En plus de la fonction de « restitution du savoir » que proposait ce premier devoir, certaines de ces étudiantes ont utilisé le savoir théorique différemment, sans être cette fois-ci influencées par les énoncés de la consigne. A ce titre, Janine, Sylvie et Elvina, qui se situent toutes les trois dans la catégorie « acquisition du savoir » (1er degré d’appropriation), appliquent la théorie à différents moments de leur texte, la transformant en principes ou doxas utiles pour le métier.

Comme le montre cet extrait tiré du texte de Sylvie :

« La médiation est un des comportements que l’enseignant doit avoir, cela veut dire qu’il ne doit pas juste être la personne qui sait et qui répète aux élèves ce qu’il sait pour qu’ils apprennent, mais il doit aider les élèves à découvrir et à comprendre. Il ne doit pas juste réciter bêtement ce qu’il sait, il doit le démontrer aux élèves pour que ça soit concret pour eux. » (Sylvie)

Cet usage répété du verbe « devoir » à l’impératif nous montre bien que Sylvie construit des principes pédagogiques de types « doxas » qui peuvent à terme « l’enfermer » dans des positionnements professionnels peu propices au développement ou à la remise en question.

3.2.3 Conception de la théorie dans le texte « réflexif »

Comme pour le premier devoir, le devoir « texte réflexif » oriente les étudiantes dans leur processus de réflexion, en leur proposant de structurer leurs propos en trois parties distinctes (3 consignes distinctes). La consigne est aussi une médiation « contrôlante » (Buysse, 2009).

Toutefois, la première consigne (rapporter ses apprentissages) est suffisamment large pour que l’étudiante décide quel contenu invoquer et quelles habiletés mobiliser sans que cela influence l’usage spontané qu’elles font de la théorie.

Contrairement au premier devoir, dont l’usage principal est la « restitution du savoir », les usages de la théorie (catégories de Balslev et Pellanda-Dieci, à paraitre) sont nombreux dans les textes de nature « réflexive ».

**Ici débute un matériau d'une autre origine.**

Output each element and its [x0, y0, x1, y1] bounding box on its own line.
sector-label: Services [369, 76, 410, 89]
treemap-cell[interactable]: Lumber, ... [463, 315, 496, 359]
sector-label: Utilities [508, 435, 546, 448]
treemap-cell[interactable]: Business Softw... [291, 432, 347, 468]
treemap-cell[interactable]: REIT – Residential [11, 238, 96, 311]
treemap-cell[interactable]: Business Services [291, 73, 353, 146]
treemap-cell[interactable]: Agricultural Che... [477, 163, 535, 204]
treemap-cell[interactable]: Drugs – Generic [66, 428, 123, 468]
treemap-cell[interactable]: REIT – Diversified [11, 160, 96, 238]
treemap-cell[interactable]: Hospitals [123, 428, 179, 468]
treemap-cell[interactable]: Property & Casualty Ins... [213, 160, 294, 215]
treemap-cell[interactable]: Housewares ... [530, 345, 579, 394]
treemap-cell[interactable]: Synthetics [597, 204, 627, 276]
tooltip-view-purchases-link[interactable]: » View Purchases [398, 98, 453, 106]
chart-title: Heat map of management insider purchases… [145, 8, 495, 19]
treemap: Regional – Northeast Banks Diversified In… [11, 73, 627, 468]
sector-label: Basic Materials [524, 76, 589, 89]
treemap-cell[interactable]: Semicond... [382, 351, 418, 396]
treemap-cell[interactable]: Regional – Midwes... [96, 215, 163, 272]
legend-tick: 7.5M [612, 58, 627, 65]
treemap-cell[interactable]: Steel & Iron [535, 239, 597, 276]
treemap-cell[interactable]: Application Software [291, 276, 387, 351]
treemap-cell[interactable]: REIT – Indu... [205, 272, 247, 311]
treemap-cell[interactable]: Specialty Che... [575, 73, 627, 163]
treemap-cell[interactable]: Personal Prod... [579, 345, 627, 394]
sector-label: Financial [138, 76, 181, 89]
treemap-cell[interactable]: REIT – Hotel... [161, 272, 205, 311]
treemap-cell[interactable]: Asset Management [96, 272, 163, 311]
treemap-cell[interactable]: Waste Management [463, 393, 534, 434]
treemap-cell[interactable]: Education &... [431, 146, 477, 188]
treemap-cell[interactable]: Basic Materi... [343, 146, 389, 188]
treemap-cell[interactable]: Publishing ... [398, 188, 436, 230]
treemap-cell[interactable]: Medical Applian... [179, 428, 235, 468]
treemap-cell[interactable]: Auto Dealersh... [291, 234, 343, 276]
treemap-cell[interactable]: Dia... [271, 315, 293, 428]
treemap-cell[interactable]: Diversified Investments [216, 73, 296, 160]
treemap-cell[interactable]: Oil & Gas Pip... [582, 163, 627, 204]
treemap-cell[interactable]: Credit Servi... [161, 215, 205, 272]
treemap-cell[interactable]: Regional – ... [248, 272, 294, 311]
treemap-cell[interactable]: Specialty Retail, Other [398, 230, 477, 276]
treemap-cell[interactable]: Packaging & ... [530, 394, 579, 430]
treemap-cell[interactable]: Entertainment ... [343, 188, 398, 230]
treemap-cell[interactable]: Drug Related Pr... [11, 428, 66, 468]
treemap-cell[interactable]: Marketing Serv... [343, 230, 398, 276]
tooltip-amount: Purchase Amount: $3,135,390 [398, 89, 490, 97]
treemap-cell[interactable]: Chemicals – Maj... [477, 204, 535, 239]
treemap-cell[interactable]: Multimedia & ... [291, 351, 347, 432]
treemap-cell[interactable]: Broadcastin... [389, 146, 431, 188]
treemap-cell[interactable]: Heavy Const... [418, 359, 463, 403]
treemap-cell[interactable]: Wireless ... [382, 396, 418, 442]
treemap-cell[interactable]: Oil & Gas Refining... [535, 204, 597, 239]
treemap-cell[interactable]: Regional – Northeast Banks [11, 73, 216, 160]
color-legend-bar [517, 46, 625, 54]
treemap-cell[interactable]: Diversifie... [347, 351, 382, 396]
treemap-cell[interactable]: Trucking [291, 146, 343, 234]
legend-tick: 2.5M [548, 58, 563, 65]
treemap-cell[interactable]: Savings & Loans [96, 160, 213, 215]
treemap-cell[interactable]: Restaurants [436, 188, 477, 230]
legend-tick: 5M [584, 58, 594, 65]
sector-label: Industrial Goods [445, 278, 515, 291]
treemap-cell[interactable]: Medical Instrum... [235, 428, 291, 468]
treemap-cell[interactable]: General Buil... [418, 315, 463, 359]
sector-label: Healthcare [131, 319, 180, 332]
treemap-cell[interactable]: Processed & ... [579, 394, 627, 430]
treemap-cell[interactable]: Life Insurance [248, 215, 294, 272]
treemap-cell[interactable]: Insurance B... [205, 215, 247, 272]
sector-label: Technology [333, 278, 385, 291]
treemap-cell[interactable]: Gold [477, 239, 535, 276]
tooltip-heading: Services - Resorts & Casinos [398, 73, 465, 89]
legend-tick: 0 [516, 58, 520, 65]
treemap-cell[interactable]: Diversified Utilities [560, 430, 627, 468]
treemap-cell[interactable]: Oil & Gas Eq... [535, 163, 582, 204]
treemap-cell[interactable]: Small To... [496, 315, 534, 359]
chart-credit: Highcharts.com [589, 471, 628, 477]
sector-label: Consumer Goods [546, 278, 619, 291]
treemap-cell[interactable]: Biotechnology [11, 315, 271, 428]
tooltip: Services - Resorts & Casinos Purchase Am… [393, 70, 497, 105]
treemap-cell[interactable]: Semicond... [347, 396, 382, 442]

De façon générale, les groupes des niveaux « acquisition » et « appropriation » utilisent majoritairement la théorie pour la restituer et pour l’appliquer. Le groupe « internalisation » (haut degré d’appropriation), quant à lui utilise la théorie à d’autres fins, mais aucunement pour simplement « restituer » et encore moins pour « appliquer le savoir ». En effet, Mya discute la théorie à travers les propos critique qu’elle émet :

« Le fait de regarder l’apprenant non pas comme un « donneur » de bonnes (ou mauvaises) réponses, mais comme un individu en devenir est en soi révolutionnaire. Une perspective qui, selon moi, libère l’élève d’une pression tétanisante qui le garde prisonnier d’un présent oppressant…» (Mya)

Mais elle ne s’arrête pas là et est capable également de mobiliser la théorie pour comprendre et interpréter des situations professionnelles, du moins pour modifier sa conception sous-jacente du métier, soit pour réguler sa conception du métier (exemple : penser au départ qu’enseigner c’est faire de la transmission et penser à présent qu’enseigner c’est partir des concepts quotidiens des élèves pour les élever vers les concepts scientifiques). C’est également le cas de Sabine (entre appropriation et internalisation du savoir) qui modifie sa conception sous-jacente du métier à partir des nouveaux éléments théoriques qu’elle a intégrés et le mentionne explicitement au début de son texte (« cette formation m’a permis d’avoir un autre regard sur l’enseignement »), puis poursuit son propos en développant la raison de ce changement de vision.

De plus, une nouvelle catégorie d’usage du savoir apparait à travers ces textes : Patty (sans appropriation) qui n’a pas fait mention explicitement du savoir théorique, laisse sous-entendre qu’elle mobilise le concept de métacognition (sans mentionner le terme) et utilise la théorie

pour s’autoévaluer, soit se situer par rapport aux principes théoriques qu’elle traduit :

« Intuitivement, je demande toujours aux élèves de s’organiser face à la tâche, de détecter les pièges ».

(Patty). A ce sujet, ce constat vient corroborer les résultats de Clerc (2019), quant au fait que les étudiants restant dans le registre de l’opinion utilisent généralement les données à leurs portées pour les faire coïncider avec leurs conceptions spontanées, ce qui semble être le cas pour Patty.